The inclusion of contemporary painting with historical objects should be greatly congratulated. Such connections are not often enough expressed in museum exhibitions. Liu Dan’s work, strikingly successful in its combination of traditional sensibilities and modern international format and scale (his work recently purchased by the San Diego Art Museum measures more than three feet in height and sixty feet in width!), is, alas, at risk of being seen as mere illustration by the casual reader of this catalogue. The fact that a prominent living artist still finds expression in interpreting the complex surfaces and shapes of rocks is a tribute to the strength and importance of this longstanding tradition. Readers may well wish for more information on Liu’s “Twelve Views of Little Openwork,” the latter being one of the rocks in the exhibition, as well as for translations of the contemporary artist’s inscriptions based on a text by Lin Youlin (Suyuan shipu, dated 1613) and a poem by Su Shi (1037-1101). They may also be puzzled over the relationship between Liu Dan’s twelve views and the eight views cited by Ma Yuelu in his inscription on the box in which the “Little Openwork” rock is kept. (The reader might also be interested to know that Ma Yuelu (1697-after 1766) together with his brother Ma Yueguan (1686-1755) was a noted patron of art in eighteenth-century Yangzhou. Their garden was a frequent gathering place for scholars, poets, and painters. A handscroll by Fang Shishu and Ye Fanglin, now in the Cleveland Museum of Art, pictures the garden furnished with rocks and scholars’ objects. (See Ju-hsi Chou and Claudia Brown, The Elegant Brush: Chinese Painting Under the Qianlong Emperor, 1735-1795, exh. cat., Phoenix: Phoenix Art Museum, 1985)

For an exhibition catalogue, the book is sometimes frustratingly terse. No stones have full entries except number 27, a Taihu-style stone. Occasional comments, such as those on stones used as brushrests (cat. no. 22), are tantalizing and leave the reader wishing for more. Also, the cataloguing of paintings is abbreviated. For example, catalogue number 41 illustrates Leaf 8, ascribed to Wang Yuanqi, from an album of eleven leaves by various artists active during the Kangxi era (1662-1722). Readers may wish to know a bit more about the album as a whole, about the inscriptions on the leaf shown, and about the collector who is said to have owned the depicted rock and for whom the painting was painted. Catalogue entry number 43, Bamboo and Rock by Qu Yingshao, misses the opportunity to make reference to the same artist’s inscription quoted in catalog number 36, citing the bamboo as “grandson of the stone.” In catalog number 44, the novice reader may wonder about the nineteenth-century artist’s reference to the artist Mi Fu (1052-1107) bowing to a rock. Although the story is recounted (20-21), the reader is offered no page number to assist him or her in identifying the reference. The entries on scholars’ studio objects vary widely from a few entries that provide useful contextual information (for example, entries 48, 49, and 62), to several others that describe the object more fully (entries 51, 63, and 66), and to captions with only the briefest of identifications. In some cases the brief titles offer little description of the individual shape of an object. For example, in catalogue number 50, nothing in the entry links this brushrest of rock crystal, shaped as five craggy peaks, to the many traditional brushrests in other materials symbolizing China’s five sacred mountains.

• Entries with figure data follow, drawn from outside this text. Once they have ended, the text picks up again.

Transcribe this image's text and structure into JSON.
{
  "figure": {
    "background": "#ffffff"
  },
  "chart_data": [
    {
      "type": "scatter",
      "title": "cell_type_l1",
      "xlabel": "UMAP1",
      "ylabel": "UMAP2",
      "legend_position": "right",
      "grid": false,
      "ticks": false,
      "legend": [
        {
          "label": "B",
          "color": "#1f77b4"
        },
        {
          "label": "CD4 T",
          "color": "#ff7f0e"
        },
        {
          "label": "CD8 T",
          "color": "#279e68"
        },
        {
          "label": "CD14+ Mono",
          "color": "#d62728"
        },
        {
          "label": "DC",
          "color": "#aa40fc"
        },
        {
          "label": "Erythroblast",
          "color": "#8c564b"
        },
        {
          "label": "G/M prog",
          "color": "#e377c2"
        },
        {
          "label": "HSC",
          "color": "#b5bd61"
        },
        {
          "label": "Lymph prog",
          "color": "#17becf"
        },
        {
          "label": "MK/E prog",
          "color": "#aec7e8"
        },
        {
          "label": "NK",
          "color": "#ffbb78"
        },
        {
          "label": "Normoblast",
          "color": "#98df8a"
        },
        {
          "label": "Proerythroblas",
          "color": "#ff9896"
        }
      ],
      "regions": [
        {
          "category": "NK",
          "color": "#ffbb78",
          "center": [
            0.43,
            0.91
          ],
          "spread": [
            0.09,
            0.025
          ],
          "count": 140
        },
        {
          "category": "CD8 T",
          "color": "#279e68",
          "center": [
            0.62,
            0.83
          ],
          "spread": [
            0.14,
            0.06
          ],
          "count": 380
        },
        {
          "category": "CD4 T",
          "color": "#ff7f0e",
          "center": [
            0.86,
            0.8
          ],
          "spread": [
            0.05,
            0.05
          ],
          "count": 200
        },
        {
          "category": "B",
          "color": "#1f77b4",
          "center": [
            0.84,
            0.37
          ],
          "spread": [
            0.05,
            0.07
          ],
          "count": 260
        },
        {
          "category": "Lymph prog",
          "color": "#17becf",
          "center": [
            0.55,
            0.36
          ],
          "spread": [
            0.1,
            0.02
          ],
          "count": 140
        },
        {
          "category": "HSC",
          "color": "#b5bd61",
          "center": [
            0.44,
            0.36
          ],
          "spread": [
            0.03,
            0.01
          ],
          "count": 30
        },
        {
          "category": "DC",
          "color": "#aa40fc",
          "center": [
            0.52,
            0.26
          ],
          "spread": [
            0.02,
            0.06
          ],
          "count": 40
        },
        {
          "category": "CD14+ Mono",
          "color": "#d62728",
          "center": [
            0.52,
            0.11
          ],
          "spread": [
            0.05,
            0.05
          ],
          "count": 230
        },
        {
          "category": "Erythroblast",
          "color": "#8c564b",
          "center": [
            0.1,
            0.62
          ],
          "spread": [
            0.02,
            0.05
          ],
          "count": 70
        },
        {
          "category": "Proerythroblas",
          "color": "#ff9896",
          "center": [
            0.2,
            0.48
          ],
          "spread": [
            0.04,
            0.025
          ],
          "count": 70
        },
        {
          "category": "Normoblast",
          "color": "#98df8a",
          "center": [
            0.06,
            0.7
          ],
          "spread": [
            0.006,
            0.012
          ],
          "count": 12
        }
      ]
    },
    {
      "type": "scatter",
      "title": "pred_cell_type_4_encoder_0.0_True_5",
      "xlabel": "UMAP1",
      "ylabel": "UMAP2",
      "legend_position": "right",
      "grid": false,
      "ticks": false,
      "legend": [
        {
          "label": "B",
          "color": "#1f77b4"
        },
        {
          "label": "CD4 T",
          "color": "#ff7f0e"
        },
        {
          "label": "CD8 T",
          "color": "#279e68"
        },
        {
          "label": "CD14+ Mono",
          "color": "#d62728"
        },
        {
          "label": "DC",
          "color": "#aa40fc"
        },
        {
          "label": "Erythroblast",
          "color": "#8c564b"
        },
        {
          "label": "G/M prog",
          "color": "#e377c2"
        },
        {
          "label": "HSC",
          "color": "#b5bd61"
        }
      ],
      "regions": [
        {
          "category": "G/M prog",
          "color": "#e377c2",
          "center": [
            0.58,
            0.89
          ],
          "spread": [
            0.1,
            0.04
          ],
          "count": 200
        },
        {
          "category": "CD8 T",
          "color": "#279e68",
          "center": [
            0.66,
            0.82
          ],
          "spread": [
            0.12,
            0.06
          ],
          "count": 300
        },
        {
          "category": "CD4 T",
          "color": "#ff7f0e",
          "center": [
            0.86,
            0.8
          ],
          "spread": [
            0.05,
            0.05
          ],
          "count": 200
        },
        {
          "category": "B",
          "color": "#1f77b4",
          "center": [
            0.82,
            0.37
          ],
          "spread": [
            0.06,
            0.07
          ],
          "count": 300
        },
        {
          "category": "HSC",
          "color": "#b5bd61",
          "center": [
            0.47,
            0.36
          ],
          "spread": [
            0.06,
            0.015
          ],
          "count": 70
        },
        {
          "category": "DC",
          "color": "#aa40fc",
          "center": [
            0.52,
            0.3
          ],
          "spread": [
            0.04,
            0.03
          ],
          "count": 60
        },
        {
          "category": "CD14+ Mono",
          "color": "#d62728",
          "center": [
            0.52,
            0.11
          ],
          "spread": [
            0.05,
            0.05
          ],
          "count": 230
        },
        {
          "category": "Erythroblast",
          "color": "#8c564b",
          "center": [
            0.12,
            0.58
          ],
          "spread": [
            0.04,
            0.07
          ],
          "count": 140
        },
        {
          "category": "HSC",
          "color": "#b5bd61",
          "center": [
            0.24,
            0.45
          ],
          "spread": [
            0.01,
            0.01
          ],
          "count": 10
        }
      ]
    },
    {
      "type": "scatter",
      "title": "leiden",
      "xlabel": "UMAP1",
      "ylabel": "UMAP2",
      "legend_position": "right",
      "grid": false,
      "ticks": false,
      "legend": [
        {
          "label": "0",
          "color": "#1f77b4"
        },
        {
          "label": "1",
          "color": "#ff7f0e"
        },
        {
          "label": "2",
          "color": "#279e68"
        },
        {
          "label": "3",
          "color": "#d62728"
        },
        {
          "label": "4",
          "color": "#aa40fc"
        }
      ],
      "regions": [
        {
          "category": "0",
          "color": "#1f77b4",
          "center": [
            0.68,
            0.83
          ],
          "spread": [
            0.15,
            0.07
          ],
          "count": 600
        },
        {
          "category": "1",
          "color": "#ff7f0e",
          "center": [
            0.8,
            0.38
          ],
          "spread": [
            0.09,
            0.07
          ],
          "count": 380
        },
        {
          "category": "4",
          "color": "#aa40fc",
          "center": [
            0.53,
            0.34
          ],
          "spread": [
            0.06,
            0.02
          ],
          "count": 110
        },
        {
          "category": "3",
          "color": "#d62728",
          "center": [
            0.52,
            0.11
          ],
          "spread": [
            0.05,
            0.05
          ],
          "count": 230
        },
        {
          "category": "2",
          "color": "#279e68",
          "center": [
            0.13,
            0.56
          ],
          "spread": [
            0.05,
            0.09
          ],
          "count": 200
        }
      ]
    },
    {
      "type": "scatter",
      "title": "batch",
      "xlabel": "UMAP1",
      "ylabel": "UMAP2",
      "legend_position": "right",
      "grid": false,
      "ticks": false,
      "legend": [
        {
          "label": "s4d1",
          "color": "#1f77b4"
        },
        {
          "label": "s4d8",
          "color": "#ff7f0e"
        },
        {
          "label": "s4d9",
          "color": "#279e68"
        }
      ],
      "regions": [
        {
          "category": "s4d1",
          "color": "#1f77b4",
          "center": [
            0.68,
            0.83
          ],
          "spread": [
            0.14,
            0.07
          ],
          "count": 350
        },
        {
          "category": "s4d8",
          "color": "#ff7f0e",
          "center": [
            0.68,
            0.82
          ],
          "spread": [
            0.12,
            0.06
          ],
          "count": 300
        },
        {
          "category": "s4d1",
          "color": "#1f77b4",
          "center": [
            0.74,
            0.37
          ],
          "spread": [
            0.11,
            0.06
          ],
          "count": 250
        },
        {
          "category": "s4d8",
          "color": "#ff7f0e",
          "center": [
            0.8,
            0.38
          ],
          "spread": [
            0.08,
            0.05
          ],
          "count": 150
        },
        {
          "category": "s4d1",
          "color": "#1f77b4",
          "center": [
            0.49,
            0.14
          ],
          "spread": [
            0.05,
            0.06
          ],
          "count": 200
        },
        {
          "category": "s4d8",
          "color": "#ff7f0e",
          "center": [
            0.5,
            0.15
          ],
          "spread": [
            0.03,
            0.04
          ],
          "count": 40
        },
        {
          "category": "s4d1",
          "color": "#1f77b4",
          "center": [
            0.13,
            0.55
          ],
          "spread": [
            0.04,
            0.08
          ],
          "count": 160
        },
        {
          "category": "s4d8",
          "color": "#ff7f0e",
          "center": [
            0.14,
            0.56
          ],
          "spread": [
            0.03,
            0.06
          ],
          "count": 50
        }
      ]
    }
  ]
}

The book closes with a translation of a Qing dynasty story, “The Ethereal Rock (Shi Qingshu)” by Pu Songling (1640-1715), reprinted from Judith Zeitlin’s Historian of the Strange: Pu Songling and the Chinese Classical Tale (Stanford: Stanford University Press, 1993). While the selection of this particular story is not explained in the text, this reader found it a happy juxtaposition. Zeitlin’s deft translation appears to preserve a tongue-in-cheek irony in the treatment Pu Songling gives to the misadventures of rock collecting. If the sculptural tradition revealed in “spirit stones” and garden rocks is important enough to be taken seriously, then it is also important enough to be regarded with humor.